Flagrant abus de langage que de dire que l'élection présidentielle en Algérie est une élection à trois tours ; c'est aussi un abus de langage évident que d'affirmer que les élections locales du 23 novembre 2017 sont le premier tour de la présidentielle de 2019. Mais il est tout à fait plausible de soutenir que les élections du 23 novembre ont des enjeux présidentiels, et il ne serait pas illogique de déduire que ce sera une élection étape, un rituel duquel émergera un « presque-collège »de grands électeurs ou encore une sorte de processus de pré-qualification, afin de dégager des postulants sérieux pour la prochaine présidentielle.

Sur les vingt dernières années, trois formations restent inexorablement présentes et engrangent, bon an mal an,un peu plus des deux tiers des sièges aux APW comme aux APC. Il y a d'abord le FLN historique, ensuite le RND insatiable et, enfin, les amovibles islamistes globalement embrigadés sous la bannière du HMS.

Le pouvoir accorde une grande importance aux élections locales, notamment celles du 23 courant, pour deux raisons principales : Et d'un, les futurs candidats aux sénatoriales seront puisés de ce même vivier et on connait le rôle des sénateurs dans le soutien indéfectible des projets du pouvoir, et de deux, les futurs élus, aux cotés des magistrats, jouent un rôle déterminant dans la préparation, la tenue et la proclamation des résultats de l'élection présidentielle à venir.

Les résultats de ces électionslocales vont être, en plus, un marqueur de taille sur les plans, déjà convenus ou seulement projetés, puisqu'elles donneront un blanc-seing au vainqueur, du scénario acceptable à adopter pour le feuilleton présidentiel.

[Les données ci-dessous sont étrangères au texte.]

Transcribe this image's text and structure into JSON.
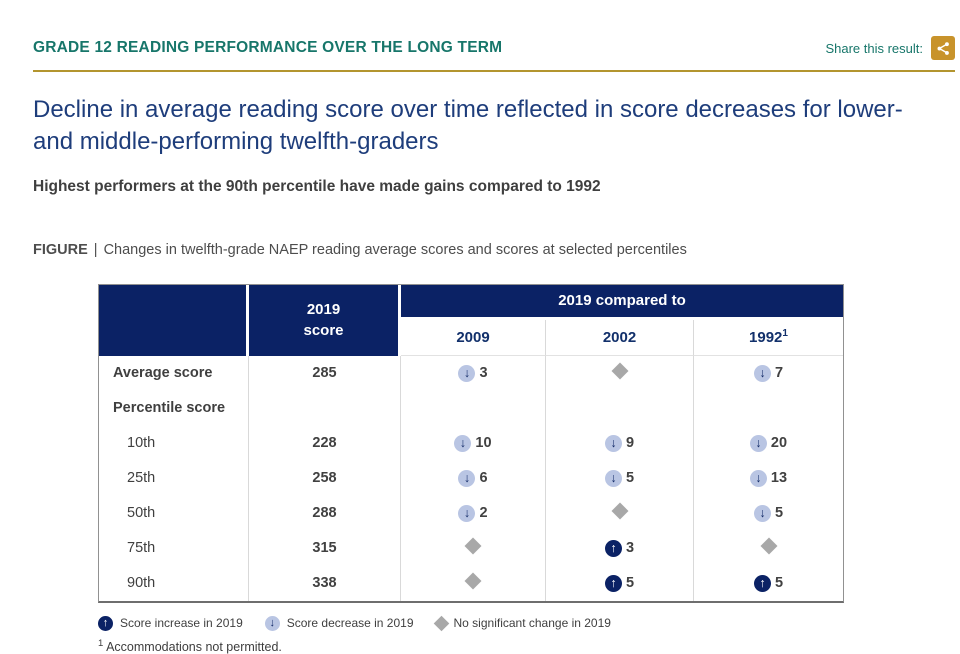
{
  "header": {
    "title": "GRADE 12 READING PERFORMANCE OVER THE LONG TERM",
    "share_label": "Share this result:"
  },
  "headline": "Decline in average reading score over time reflected in score decreases for lower- and middle-performing twelfth-graders",
  "subheadline": "Highest performers at the 90th percentile have made gains compared to 1992",
  "figure": {
    "label": "FIGURE",
    "separator": "|",
    "caption": "Changes in twelfth-grade NAEP reading average scores and scores at selected percentiles"
  },
  "chart_data": {
    "type": "table",
    "title": "Changes in twelfth-grade NAEP reading average scores and scores at selected percentiles",
    "score_column_header": "2019 score",
    "compare_header": "2019 compared to",
    "years": [
      {
        "label": "2009",
        "sup": ""
      },
      {
        "label": "2002",
        "sup": ""
      },
      {
        "label": "1992",
        "sup": "1"
      }
    ],
    "rows": [
      {
        "label": "Average score",
        "indent": false,
        "score": "285",
        "changes": [
          {
            "dir": "down",
            "value": "3"
          },
          {
            "dir": "none",
            "value": ""
          },
          {
            "dir": "down",
            "value": "7"
          }
        ]
      },
      {
        "label": "Percentile score",
        "indent": false,
        "score": "",
        "changes": [
          null,
          null,
          null
        ]
      },
      {
        "label": "10th",
        "indent": true,
        "score": "228",
        "changes": [
          {
            "dir": "down",
            "value": "10"
          },
          {
            "dir": "down",
            "value": "9"
          },
          {
            "dir": "down",
            "value": "20"
          }
        ]
      },
      {
        "label": "25th",
        "indent": true,
        "score": "258",
        "changes": [
          {
            "dir": "down",
            "value": "6"
          },
          {
            "dir": "down",
            "value": "5"
          },
          {
            "dir": "down",
            "value": "13"
          }
        ]
      },
      {
        "label": "50th",
        "indent": true,
        "score": "288",
        "changes": [
          {
            "dir": "down",
            "value": "2"
          },
          {
            "dir": "none",
            "value": ""
          },
          {
            "dir": "down",
            "value": "5"
          }
        ]
      },
      {
        "label": "75th",
        "indent": true,
        "score": "315",
        "changes": [
          {
            "dir": "none",
            "value": ""
          },
          {
            "dir": "up",
            "value": "3"
          },
          {
            "dir": "none",
            "value": ""
          }
        ]
      },
      {
        "label": "90th",
        "indent": true,
        "score": "338",
        "changes": [
          {
            "dir": "none",
            "value": ""
          },
          {
            "dir": "up",
            "value": "5"
          },
          {
            "dir": "up",
            "value": "5"
          }
        ]
      }
    ]
  },
  "legend": {
    "increase": "Score increase in 2019",
    "decrease": "Score decrease in 2019",
    "no_change": "No significant change in 2019"
  },
  "footnote": {
    "sup": "1",
    "text": "Accommodations not permitted."
  },
  "icons": {
    "up_glyph": "↑",
    "down_glyph": "↓"
  },
  "colors": {
    "navy_header": "#0b2265",
    "headline_navy": "#1e3d7b",
    "teal": "#17766a",
    "gold_rule": "#b3952f",
    "share_gold": "#c8932b",
    "down_circle_bg": "#b9c5e3",
    "diamond_gray": "#a8a8a8"
  }
}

La présidentielle de 2019 peut sembler très agitée et quelque peu confuse même pour les cercles les plus avertis. Pourtant le spectre des scénarios possibles n'est pas aussi vaste qu'on pourrait imaginer, ni les noms des prétendants indéfinis. Ainsi, à moins d'un dérapage incontrôlé ou d'un évènement extérieur grave qui pourraient avoir un impact significatif sur l'échiquier politique, les plans et trames arrêtés demeurent inchangeables et inchangés.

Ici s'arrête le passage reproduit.